进屋迹遥看到项然脸上和梓宵打架后留下的伤痕,关切的问,“项然,你脸上的伤怎么回事啊?和谁大家啦?”
项然看看仇夏,有些尴尬的说,“没有,自己磕的!”
“磕得还挺凌乱的啊!夏儿,带哥哥上去擦掉药吧!”……
仇夏仔细的帮项然擦着药水,在药水的作用下难免会有些疼痛,项然忍不住吱了一声,仇夏带着责备的语气说,“都这么大把岁数了,两个人还学小孩子打架!”
项然像一个告状的小孩似的,“是他先动手的。”
“明知道自己打不赢,也不知道躲一下。”
听到打不赢这个词,项然就不同意了,“谁说的?他还不是受伤了!你没看见啊?”
听到这句话,仇夏狠狠的碰了一下他的伤口,“啊!你轻点好不好!很疼诶!”项然忍不住吼了出来。

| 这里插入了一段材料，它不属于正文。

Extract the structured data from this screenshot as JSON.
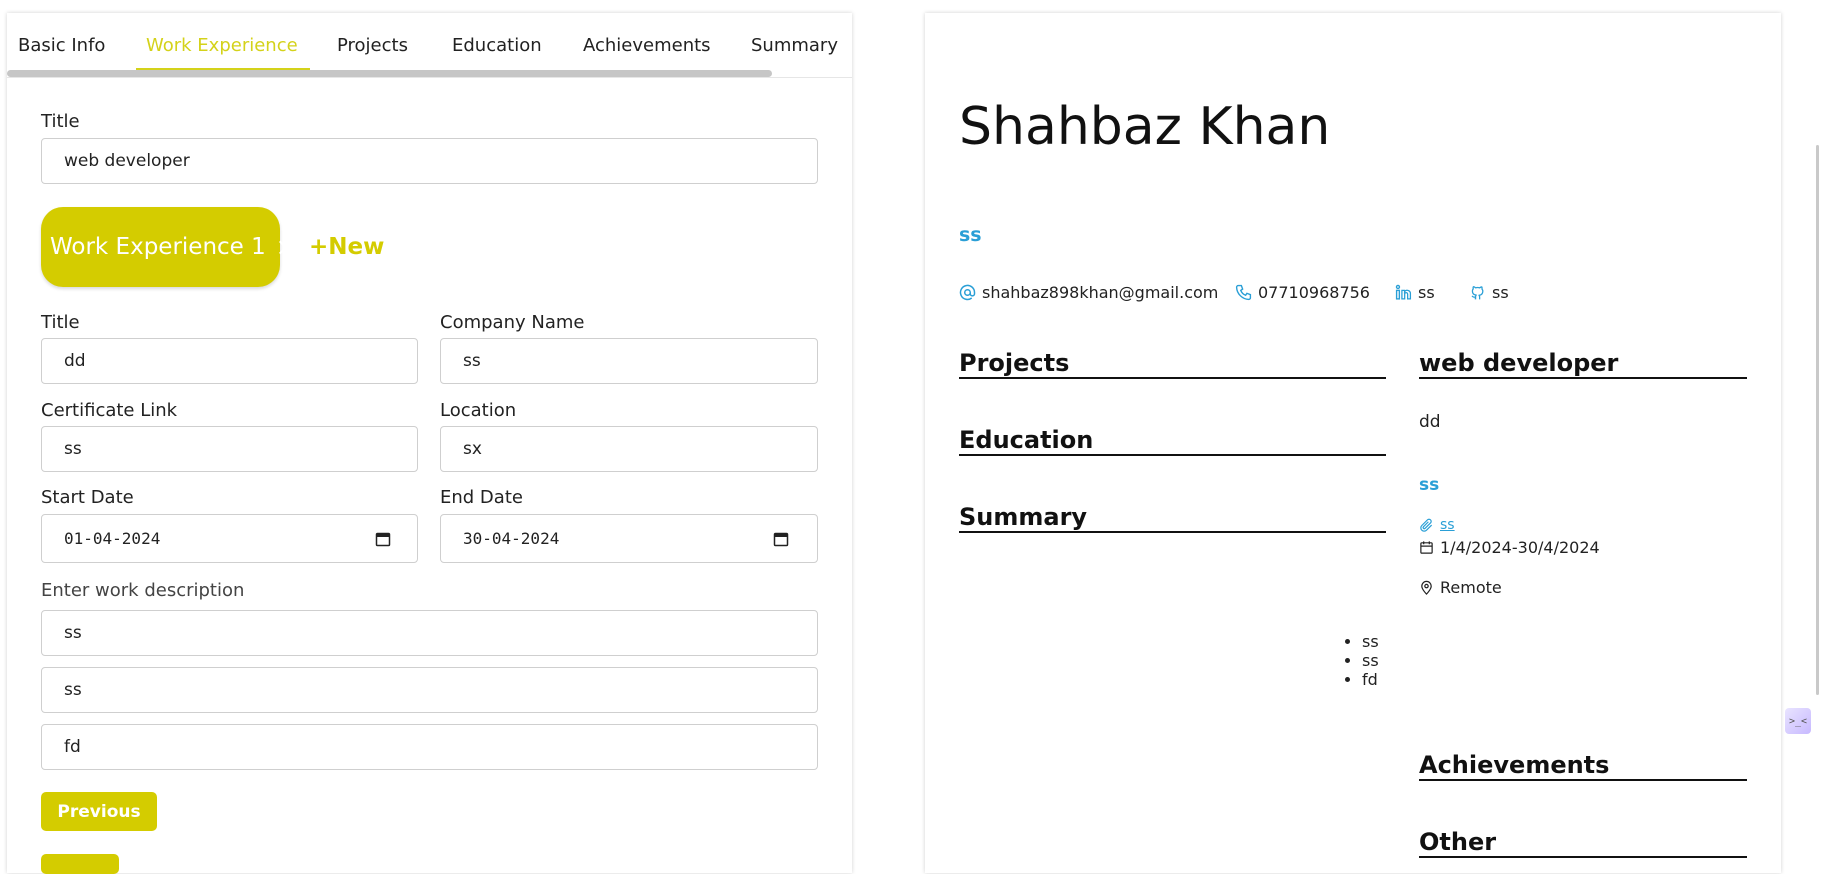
{
  "tabs": [
    "Basic Info",
    "Work Experience",
    "Projects",
    "Education",
    "Achievements",
    "Summary"
  ],
  "editor": {
    "section_title_label": "Title",
    "section_title_value": "web developer",
    "experience_chip": "Work Experience 1",
    "chip_close": "×",
    "new_label": "+New",
    "fields": {
      "title_label": "Title",
      "title_value": "dd",
      "company_label": "Company Name",
      "company_value": "ss",
      "cert_label": "Certificate Link",
      "cert_value": "ss",
      "location_label": "Location",
      "location_value": "sx",
      "start_label": "Start Date",
      "start_value": "01-04-2024",
      "end_label": "End Date",
      "end_value": "30-04-2024"
    },
    "description_label": "Enter work description",
    "descriptions": [
      "ss",
      "ss",
      "fd"
    ],
    "previous_label": "Previous"
  },
  "preview": {
    "name": "Shahbaz Khan",
    "subtitle": "ss",
    "email": "shahbaz898khan@gmail.com",
    "phone": "07710968756",
    "linkedin": "ss",
    "github": "ss",
    "left_sections": [
      "Projects",
      "Education",
      "Summary"
    ],
    "work_heading": "web developer",
    "work_title": "dd",
    "work_company": "ss",
    "work_link": "ss",
    "work_dates": "1/4/2024-30/4/2024",
    "work_location": "Remote",
    "work_bullets": [
      "ss",
      "ss",
      "fd"
    ],
    "achievements_heading": "Achievements",
    "other_heading": "Other"
  },
  "colors": {
    "accent": "#d4cc00",
    "tab_active": "#d4d21a",
    "link": "#2a9fd6"
  }
}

仇夏生气的看着他,“你还好意思说!你好意思让人家顶着伤口去举行婚礼啊?还把自己给弄伤了!”
不知道是不是这句责备又带着关心的话触碰到彼此心里的感情,他们都没有再说话。仇夏只是轻轻的帮他擦药,而他只是专注的看着她。
害怕这样沉默又尴尬气氛的仇夏收起药箱,“好了!你自己明天在家里再让刘姨帮你擦一下。”
仇夏起身去放药箱,却被项然紧紧拉住,“仇夏,我……”就要说出的话又被那该死的手机铃声给打断了。项然拿出手机,一看是婉之打来的。他看看仇夏,走到一边接起了电话,“这个时候你不是该呼呼大睡吗?怎么打电话来了?”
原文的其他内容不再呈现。